Projects

Resting hut by the creek

Diepholz

Built in the summer of 2020 as commissioned by the town. 

Looking onto a pond, and sitting snugly in the shade of trees, this cozy hut invites you to rest and makes the otherwise unremarkable spot attractive.
Despite the location in the center of town, the patient observer can discover herons and kingfishers here.


The oaken timbers were spared a fate as firewood, the rafters in the reciprocal spiral roof come from local firs that didn't make it through the drought of 2018/19.
All the other wooden parts are from recycled palettes.
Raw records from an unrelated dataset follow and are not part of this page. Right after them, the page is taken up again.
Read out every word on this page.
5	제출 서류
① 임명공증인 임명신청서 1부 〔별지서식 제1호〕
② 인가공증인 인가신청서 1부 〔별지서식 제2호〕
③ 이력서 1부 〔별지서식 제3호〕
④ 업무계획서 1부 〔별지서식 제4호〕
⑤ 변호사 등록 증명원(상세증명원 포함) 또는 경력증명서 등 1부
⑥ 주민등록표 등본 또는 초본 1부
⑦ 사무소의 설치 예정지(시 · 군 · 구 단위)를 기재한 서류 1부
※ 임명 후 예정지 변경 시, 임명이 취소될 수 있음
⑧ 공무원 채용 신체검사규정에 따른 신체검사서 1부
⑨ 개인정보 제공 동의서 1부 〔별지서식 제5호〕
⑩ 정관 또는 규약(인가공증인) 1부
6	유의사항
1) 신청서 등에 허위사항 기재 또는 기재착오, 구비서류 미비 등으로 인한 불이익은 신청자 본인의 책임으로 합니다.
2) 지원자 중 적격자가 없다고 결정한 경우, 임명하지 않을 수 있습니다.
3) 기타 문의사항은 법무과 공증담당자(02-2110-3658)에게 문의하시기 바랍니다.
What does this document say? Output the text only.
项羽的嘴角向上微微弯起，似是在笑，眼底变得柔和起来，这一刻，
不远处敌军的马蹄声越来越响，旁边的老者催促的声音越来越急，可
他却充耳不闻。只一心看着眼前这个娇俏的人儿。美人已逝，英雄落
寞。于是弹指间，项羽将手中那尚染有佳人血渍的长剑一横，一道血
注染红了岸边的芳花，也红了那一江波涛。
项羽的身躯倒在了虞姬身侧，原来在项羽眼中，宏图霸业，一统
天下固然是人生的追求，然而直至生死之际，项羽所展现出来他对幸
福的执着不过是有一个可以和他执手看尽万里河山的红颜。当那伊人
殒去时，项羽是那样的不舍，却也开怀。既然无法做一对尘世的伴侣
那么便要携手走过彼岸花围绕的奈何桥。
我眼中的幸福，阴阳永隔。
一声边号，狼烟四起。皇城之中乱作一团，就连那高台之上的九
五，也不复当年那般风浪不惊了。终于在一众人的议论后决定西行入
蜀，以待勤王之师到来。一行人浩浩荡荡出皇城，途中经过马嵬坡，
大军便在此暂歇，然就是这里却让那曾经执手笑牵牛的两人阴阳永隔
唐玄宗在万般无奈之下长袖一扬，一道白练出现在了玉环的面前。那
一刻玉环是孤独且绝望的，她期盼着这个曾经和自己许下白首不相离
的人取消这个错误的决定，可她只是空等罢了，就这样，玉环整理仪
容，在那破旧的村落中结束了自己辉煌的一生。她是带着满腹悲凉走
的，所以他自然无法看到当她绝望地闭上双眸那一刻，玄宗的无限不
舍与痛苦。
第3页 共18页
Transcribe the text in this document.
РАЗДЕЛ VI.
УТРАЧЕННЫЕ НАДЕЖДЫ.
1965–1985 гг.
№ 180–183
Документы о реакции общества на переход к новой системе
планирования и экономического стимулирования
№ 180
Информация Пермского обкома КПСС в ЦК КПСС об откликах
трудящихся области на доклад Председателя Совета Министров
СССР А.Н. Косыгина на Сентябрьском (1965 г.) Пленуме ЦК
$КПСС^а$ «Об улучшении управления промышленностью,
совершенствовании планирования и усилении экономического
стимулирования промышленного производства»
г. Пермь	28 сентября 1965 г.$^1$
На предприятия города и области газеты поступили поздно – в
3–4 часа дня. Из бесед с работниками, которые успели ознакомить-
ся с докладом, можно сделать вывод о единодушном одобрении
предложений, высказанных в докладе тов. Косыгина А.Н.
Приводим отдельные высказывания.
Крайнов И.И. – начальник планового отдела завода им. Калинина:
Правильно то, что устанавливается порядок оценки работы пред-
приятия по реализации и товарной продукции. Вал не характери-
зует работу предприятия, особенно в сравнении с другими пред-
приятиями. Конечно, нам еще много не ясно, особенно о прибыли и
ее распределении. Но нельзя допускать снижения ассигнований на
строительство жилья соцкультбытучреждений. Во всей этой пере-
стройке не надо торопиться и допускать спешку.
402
As in the other white buildings, the earthen plaster gets its white color from a casein-lime paint.

Passive-solar summer hut

Saale-Unstrut-region

With its wide, south-facing facade full of glass, this 320 square foot house catches the sun and stores its heat in the solid, foam glass-insulated earthen floor slab.


With its round backside, it ducks into the landscape to present as little surface as possible to the prevalent winds.


Together with the thick turf roof, these features create a heat buffer, a kind of stable "body heat" for the house, which - at least during the wine-growing region's long summer - guarantees cool days and mild nights.

Psychedelic tea house

district of Cuxhaven

This spacious, half-open pavillion was made for a small, Lower Saxony music festival. With its willow trunks and local clay as well as the recycled roof cladding from the barn on site, it probably has the highest portion of local materials.


Even the rocket stove, on which the tea is prepared during festival mode, is entirely made from materials from this very place.


Although built as a collective effort with much room for experimentation back in 2014, the building still withstands the elements of the rainy lowlands and is a favourite attraction of visitors big and small every summer.










Testing ground

district of Diepholz

On another small festival site, it all took its first steps in 2012:


To this day, the first and most experimental Urwerk building stands here. It appears truly exotic with its domed ceilings woven from willow and plastered in clay,

the plum, bubbly shapes, and its organically placed glass shard-windows.


A few steps to the right, we can see the bar for the forest restaurant, built in 2017, which serves as a food stall at the festival. So far, it's the only Urwerk building made without clay.